Van Schilfgaarde agrees. “It’s quite an accomplishment to do it at all. It takes someone who is very strong in math, and a clever programmer. We spent easily five to six man-years between us to make it work.
“If we can get the approach right, we can have a theory that’s universally accurate for anything we want; that’s really pretty neat, just requiring knowledge of where the atoms are.”
The quest for precision
The 1998 Nobel Prize in chemistry was awarded for the widely popular density functional theory (DFT). A simplification often used at its core called the local density approximation (LDA) approximates small fluctuations in electron density by using an effective potential in place of many-body interactions. LDA is very good at predicting certain properties of materials, but has serious limitations. For example, in insulators and semiconductors it is well-known to underestimate band gaps (which an electron cannot cross) by
1 eV or more. Despite its limitations, this approach has garnered 30,000 physics citations in the last five years. (For Sandia connections to DFT Nobel laureate Walter Kohn, who trained some Labs researchers, see Lab News articles from the Oct. 23, 1998, and Aug. 23, 2002, issues.)

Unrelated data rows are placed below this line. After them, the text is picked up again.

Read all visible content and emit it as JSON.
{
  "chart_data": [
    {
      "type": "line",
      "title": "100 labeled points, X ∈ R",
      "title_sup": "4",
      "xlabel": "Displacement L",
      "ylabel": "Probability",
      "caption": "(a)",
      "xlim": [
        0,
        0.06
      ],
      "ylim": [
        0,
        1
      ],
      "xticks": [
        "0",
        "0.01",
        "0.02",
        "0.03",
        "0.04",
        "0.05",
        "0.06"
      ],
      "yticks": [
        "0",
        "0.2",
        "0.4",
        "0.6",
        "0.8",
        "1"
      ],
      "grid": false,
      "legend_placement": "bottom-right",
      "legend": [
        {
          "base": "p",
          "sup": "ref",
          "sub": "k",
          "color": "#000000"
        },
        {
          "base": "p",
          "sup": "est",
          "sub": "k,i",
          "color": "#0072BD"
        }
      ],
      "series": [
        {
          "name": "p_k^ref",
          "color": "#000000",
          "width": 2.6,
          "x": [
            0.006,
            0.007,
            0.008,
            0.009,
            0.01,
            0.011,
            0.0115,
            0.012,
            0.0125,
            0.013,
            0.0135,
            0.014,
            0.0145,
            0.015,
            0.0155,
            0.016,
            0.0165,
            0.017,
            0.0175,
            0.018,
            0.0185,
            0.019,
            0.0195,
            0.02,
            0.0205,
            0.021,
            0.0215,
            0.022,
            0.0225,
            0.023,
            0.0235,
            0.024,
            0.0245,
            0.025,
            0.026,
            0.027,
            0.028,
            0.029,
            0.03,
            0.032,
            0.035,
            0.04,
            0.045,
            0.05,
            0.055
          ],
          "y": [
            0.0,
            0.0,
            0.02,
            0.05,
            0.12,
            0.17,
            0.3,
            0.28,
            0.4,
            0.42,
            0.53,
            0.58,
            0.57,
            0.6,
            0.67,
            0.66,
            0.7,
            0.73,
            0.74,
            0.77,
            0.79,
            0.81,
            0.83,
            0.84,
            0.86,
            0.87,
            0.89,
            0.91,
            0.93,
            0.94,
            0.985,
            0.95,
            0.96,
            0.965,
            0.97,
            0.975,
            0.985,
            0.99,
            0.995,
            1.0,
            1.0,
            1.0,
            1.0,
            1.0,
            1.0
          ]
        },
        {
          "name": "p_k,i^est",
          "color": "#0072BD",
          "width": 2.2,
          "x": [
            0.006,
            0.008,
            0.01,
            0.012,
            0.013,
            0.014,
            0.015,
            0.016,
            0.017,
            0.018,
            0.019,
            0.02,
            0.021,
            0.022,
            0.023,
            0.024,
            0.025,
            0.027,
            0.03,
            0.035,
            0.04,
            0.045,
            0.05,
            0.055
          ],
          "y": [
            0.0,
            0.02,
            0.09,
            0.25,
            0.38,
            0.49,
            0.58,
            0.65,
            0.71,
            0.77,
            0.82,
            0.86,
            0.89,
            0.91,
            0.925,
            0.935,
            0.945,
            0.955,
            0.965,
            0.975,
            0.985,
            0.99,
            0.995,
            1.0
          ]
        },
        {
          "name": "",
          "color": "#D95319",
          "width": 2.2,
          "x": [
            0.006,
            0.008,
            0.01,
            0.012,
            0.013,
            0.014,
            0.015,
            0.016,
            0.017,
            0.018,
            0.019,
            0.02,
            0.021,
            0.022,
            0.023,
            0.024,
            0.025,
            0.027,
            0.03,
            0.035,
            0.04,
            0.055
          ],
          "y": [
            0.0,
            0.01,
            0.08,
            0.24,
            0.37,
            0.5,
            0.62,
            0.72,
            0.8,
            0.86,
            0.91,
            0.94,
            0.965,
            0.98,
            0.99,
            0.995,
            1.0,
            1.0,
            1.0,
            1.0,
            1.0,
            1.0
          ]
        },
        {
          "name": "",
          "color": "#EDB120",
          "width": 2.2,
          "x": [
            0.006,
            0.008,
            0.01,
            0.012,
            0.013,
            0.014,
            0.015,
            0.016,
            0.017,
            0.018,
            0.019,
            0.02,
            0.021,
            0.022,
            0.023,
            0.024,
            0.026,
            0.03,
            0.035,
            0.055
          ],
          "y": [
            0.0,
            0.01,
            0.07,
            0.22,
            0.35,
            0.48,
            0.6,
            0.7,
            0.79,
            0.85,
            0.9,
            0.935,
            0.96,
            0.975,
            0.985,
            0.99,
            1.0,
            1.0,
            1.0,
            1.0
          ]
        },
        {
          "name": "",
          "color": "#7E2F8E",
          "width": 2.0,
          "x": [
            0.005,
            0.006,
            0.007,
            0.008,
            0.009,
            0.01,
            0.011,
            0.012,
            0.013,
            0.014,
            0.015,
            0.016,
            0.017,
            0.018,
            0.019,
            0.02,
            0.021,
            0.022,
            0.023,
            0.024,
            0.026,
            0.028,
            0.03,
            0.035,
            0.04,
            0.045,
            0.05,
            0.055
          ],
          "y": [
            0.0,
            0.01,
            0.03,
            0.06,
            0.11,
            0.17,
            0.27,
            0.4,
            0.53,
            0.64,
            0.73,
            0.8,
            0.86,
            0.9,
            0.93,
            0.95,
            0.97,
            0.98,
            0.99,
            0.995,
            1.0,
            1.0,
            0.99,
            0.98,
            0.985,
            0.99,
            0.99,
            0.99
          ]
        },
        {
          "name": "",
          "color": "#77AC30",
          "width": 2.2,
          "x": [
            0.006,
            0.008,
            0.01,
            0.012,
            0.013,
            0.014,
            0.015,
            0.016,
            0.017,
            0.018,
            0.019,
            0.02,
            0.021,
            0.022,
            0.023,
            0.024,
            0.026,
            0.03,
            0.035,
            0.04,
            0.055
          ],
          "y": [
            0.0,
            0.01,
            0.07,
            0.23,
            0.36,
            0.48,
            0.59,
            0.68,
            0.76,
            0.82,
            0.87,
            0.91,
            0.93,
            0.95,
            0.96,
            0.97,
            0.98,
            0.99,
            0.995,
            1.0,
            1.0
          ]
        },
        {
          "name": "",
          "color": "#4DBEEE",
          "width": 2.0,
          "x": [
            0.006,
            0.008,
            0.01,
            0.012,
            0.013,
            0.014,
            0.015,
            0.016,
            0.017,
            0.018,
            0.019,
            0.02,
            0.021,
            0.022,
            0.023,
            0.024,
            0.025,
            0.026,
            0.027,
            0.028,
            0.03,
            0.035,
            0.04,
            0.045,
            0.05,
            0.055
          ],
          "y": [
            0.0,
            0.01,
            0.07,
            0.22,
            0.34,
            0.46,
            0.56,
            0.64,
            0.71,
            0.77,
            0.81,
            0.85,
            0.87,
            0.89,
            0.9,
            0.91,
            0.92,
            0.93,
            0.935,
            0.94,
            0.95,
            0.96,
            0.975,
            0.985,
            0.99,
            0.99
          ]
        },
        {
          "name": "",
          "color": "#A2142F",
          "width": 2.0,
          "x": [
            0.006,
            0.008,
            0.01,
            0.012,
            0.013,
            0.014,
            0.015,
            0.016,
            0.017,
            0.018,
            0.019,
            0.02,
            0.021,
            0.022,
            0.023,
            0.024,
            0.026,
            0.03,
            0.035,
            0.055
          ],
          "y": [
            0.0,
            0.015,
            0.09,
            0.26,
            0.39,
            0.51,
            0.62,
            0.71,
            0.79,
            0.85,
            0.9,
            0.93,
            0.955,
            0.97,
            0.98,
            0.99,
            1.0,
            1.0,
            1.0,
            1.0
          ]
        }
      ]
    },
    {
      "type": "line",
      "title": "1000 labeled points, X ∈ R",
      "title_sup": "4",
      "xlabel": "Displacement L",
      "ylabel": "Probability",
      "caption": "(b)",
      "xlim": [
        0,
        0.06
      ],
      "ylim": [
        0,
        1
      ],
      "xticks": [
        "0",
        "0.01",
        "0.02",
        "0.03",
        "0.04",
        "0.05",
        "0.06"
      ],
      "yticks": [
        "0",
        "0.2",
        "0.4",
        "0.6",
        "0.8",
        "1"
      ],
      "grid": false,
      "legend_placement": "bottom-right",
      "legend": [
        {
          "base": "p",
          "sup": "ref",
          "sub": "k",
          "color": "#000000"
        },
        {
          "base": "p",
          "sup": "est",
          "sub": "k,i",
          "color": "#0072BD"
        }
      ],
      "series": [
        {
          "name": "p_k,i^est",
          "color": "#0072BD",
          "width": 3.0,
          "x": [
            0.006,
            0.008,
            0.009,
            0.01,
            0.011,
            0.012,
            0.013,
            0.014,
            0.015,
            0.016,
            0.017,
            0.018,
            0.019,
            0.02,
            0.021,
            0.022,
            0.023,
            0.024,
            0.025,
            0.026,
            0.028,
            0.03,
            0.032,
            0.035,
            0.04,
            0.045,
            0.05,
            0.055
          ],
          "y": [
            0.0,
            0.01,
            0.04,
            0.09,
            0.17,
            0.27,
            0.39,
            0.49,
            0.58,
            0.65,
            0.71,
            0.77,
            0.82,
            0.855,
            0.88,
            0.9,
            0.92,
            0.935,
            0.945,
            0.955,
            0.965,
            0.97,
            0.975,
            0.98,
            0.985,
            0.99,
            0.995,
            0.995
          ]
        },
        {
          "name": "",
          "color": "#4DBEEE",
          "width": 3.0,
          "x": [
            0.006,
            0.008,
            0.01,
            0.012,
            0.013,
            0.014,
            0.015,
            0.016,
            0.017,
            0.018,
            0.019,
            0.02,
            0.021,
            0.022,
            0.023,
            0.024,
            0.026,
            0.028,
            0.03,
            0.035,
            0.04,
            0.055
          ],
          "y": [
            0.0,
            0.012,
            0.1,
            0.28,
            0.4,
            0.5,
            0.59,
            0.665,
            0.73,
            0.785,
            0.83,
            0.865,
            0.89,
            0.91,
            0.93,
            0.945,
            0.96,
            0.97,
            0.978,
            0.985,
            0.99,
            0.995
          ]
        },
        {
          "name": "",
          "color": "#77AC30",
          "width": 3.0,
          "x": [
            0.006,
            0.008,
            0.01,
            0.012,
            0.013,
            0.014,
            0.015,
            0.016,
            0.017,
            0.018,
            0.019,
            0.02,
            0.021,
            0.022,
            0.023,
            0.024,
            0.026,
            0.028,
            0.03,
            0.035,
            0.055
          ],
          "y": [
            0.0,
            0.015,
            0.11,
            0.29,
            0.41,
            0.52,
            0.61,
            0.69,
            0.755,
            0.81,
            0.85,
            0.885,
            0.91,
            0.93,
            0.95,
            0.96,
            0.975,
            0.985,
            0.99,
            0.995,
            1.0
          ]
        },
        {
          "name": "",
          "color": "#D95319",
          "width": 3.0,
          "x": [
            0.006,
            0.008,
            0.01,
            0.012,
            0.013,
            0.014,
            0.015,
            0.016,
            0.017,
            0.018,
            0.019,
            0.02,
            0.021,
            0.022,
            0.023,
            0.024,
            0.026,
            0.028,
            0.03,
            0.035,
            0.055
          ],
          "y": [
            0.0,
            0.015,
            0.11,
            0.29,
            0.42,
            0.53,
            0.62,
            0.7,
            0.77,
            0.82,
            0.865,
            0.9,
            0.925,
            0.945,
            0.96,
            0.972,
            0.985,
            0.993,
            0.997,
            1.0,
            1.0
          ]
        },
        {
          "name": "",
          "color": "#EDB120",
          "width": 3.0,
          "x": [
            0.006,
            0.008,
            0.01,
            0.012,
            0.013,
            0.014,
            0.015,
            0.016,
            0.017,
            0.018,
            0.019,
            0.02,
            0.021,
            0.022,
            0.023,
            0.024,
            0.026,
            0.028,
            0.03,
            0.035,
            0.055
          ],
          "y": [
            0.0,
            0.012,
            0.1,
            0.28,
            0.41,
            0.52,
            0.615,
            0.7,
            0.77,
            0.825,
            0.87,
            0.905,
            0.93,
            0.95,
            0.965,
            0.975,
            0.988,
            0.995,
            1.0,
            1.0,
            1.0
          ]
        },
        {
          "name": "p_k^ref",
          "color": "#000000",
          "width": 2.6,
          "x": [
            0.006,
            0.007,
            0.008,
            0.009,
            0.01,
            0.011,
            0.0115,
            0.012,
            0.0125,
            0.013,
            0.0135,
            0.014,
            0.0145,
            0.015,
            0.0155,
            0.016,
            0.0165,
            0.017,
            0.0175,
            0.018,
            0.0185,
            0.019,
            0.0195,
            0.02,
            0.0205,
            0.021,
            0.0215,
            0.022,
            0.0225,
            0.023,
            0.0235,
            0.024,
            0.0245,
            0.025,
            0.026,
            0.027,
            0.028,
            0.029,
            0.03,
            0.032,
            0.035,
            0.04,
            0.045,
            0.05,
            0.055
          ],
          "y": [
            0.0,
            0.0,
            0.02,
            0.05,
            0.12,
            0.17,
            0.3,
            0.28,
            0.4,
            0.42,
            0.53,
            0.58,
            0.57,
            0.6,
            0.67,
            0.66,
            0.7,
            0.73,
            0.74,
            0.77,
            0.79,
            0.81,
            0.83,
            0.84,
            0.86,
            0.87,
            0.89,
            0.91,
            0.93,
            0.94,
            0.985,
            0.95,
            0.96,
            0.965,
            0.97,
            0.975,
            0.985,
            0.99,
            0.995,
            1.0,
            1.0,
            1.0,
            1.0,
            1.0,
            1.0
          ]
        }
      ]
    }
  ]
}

The work done at Sandia goes beyond this approach, taking advantage of the expertise of the three researchers. Van Schilfgaarde had previously written a large DFT code. Sergey studied electron interactions in graduate school. Takao Kotani of Osaka University asked about making a GW code from van Schilfgaarde’s large DFT code. He was invited to visit Sandia in the 2000-2001 academic year, the same year Sergey was hired. Sergey eliminated the dependence of GW on LDA, making it 10 times as accurate as DFT. (Small band-gap discrepancies remain, on the order of 0.1 eV, and can be attributed to neglecting higher-order terms.)